Die genauen Ursachen einer Alzheimer-Erkrankung sind bisher nicht geklärt. Es gibt aber modifizierbare Risikofaktoren wie Diabetes, Schlafstörungen oder Depression, deren Vermeidung präventiv wirken kann – dazu gehört auch körperliche Aktivität. Die Lancet-Kommission nennt insgesamt 14 dieser Risikofaktoren [I].
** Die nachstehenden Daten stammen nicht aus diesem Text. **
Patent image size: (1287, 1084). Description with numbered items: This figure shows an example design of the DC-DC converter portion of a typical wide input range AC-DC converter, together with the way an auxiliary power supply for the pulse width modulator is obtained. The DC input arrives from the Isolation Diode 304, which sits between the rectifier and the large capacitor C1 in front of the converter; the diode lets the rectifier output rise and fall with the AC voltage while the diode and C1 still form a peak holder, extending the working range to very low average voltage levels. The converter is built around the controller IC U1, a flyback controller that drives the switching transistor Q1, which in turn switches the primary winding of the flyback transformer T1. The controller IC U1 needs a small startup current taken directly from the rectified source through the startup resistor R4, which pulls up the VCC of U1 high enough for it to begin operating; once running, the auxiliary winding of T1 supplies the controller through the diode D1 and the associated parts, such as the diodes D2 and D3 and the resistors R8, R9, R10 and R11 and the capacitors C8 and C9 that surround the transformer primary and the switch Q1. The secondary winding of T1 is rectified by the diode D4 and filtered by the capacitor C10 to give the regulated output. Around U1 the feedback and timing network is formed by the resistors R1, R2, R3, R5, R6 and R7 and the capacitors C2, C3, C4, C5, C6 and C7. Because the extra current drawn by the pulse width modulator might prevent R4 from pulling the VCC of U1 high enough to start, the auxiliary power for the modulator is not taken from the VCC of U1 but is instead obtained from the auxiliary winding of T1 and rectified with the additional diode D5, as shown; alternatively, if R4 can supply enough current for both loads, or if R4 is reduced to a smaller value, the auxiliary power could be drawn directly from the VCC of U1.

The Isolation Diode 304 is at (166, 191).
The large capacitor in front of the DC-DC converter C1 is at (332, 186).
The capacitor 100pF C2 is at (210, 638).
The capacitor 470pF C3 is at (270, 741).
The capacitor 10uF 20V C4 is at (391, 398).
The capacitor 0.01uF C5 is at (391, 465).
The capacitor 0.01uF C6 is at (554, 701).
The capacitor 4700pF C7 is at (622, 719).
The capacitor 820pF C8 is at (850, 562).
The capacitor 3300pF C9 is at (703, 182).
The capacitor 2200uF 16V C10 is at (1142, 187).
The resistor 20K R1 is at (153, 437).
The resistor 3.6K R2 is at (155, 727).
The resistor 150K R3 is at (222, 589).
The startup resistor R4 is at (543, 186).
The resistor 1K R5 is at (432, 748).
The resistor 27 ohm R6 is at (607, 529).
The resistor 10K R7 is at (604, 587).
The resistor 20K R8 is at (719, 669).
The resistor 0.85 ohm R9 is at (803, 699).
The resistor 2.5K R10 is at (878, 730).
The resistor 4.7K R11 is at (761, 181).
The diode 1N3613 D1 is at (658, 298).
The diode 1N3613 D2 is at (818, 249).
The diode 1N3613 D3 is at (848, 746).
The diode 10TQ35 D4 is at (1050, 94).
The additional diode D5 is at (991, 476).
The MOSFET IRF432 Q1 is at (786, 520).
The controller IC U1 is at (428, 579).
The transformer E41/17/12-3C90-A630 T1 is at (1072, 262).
Direktor des Instituts für kognitive Neurologie und Demenzforschung, Universitätsklinikum Magdeburg, und Leiter der Arbeitsgruppe Klinische Neurophysiologie und Gedächntis, Institute of Cognitive Neuroscience, University College London, sowie Sprecher des Standorts Magdeburg des Deutschen Zentrums für Neurodegenerative Erkrankungen (DZNE)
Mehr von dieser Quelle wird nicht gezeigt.